Yang perlu diperhatikan para pembangun, menurut GamesBeat dan Arm Newsroom
GamesBeat menggambarkan Arm sedang bersiap untuk desain AI agentic, sementara Arm Newsroom mengatakan agen AI mobile perlu mempertahankan konteks, menjalankan aplikasi, mengoordinasikan model dan layanan, serta bertindak atas nama pengguna dalam batas daya dan panas smartphone. Itu terdengar seperti umpan produktivitas sampai kamu ingat bahwa game sudah menjadi sistem simulasi, rendering, matchmaking, monetisasi, dan update live yang semuanya berteriak ke hardware pada saat bersamaan. Jika ponsel mendapat infrastruktur AI dan grafis bersama yang lebih baik, game mobile bisa menargetkan pencahayaan yang lebih kaya dan frame yang lebih bersih tanpa membuat setiap perangkat terasa seperti menelan pemanas ruangan.
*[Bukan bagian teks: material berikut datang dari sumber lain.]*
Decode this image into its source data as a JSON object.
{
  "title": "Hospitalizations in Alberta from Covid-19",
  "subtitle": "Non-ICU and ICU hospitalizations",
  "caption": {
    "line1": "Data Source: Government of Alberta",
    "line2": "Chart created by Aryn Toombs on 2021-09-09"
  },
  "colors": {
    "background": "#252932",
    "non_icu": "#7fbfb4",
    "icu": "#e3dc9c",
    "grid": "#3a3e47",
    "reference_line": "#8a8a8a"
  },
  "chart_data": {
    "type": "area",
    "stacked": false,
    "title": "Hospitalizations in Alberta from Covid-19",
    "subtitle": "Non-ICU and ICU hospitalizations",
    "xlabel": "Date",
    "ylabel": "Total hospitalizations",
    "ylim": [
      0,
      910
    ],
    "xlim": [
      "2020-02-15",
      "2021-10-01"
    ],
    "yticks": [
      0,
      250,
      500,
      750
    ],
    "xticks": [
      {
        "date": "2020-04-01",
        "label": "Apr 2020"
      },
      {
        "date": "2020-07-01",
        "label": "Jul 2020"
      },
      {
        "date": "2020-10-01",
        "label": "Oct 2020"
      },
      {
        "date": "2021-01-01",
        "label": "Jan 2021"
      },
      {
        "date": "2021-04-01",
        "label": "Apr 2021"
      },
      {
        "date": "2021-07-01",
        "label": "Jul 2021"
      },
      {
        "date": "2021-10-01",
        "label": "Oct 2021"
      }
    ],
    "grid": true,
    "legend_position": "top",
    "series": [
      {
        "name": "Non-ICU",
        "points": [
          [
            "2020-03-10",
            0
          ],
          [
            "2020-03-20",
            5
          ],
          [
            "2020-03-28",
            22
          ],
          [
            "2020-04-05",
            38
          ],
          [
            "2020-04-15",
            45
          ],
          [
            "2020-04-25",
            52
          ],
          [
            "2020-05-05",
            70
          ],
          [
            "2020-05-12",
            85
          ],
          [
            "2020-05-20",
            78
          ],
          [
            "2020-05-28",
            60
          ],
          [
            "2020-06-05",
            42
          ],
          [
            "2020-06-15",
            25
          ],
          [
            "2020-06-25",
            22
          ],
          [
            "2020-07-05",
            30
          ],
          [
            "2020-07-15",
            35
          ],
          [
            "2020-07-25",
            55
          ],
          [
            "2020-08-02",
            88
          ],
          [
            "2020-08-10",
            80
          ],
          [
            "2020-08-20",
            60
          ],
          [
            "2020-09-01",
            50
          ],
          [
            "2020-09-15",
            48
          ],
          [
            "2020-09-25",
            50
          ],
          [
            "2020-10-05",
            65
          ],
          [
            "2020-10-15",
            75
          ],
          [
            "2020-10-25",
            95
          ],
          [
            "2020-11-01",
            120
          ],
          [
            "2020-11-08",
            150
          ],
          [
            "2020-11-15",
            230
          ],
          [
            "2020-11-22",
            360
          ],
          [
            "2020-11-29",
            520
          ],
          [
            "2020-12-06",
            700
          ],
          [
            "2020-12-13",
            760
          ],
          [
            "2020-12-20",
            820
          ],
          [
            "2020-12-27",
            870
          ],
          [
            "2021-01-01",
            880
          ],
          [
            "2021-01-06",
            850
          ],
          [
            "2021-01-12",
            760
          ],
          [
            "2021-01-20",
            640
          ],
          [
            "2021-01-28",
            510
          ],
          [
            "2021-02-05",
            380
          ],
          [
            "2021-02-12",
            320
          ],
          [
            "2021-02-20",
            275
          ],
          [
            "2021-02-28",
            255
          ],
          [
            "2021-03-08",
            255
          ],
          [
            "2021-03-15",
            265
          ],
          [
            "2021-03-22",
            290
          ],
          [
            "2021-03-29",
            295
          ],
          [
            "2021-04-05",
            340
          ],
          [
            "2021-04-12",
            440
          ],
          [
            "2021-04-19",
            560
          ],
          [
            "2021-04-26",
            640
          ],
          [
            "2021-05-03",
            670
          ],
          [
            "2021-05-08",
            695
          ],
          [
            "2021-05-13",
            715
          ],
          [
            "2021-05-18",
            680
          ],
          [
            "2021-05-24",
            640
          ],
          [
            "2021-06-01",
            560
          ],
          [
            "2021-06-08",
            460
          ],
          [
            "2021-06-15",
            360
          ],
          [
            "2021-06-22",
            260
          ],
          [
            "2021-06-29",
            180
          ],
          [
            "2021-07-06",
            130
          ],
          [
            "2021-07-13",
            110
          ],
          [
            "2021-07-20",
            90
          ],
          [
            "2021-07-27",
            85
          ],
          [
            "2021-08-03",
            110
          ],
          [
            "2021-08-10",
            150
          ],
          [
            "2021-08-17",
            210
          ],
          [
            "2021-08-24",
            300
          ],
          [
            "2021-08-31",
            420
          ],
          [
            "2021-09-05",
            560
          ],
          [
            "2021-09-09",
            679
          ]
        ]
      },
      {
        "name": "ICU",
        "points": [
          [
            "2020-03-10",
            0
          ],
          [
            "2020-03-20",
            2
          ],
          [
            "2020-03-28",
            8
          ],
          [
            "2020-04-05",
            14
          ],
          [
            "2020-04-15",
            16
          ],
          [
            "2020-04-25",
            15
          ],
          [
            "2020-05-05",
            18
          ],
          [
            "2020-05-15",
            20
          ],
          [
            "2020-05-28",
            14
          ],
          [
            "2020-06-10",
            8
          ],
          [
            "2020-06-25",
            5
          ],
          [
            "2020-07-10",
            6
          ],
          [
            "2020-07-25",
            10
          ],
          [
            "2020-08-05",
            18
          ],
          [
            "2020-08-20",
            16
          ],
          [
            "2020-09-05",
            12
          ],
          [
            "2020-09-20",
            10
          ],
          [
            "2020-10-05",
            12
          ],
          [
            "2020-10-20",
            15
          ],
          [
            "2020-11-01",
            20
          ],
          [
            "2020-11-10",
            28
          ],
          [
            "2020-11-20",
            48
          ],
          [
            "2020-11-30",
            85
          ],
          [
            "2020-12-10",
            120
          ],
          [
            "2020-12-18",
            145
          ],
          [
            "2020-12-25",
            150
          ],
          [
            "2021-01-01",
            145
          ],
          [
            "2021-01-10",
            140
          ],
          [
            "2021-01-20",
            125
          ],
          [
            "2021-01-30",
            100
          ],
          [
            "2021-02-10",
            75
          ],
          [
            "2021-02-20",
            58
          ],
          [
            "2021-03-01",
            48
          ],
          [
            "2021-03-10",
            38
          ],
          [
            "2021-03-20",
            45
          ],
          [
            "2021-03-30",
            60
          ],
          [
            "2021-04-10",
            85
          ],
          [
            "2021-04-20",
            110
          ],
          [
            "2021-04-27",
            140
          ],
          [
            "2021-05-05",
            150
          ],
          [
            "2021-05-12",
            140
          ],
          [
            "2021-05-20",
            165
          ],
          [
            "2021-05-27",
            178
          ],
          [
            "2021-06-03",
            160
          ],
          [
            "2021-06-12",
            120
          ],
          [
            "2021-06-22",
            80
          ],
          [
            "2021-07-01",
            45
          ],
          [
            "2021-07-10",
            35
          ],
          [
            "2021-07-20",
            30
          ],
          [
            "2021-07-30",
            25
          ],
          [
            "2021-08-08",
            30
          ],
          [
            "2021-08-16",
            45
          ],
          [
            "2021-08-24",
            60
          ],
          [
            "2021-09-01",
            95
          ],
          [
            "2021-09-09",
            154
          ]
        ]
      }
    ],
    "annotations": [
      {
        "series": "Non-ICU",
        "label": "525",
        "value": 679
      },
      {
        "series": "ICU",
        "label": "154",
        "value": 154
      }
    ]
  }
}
Pelajaran berguna bagi pembaca bukanlah membeli slab mengilap berikutnya hanya karena vibes. Pelajarannya adalah memperhatikan alat developer, dukungan engine, dan pengujian perangkat nyata. Jika Mali G2-Ultra NX membuat grafis neural praktis di cukup banyak ponsel, gaming mobile mendapat tuas performa baru, dan bukan jenis terkutuk yang membuka halaman toko. Itulah masa depan yang layak diperhatikan: lebih sedikit tenaga mentah, lebih banyak rekonstruksi, dan semoga lebih sedikit layar loading yang berdandan seperti ambisi.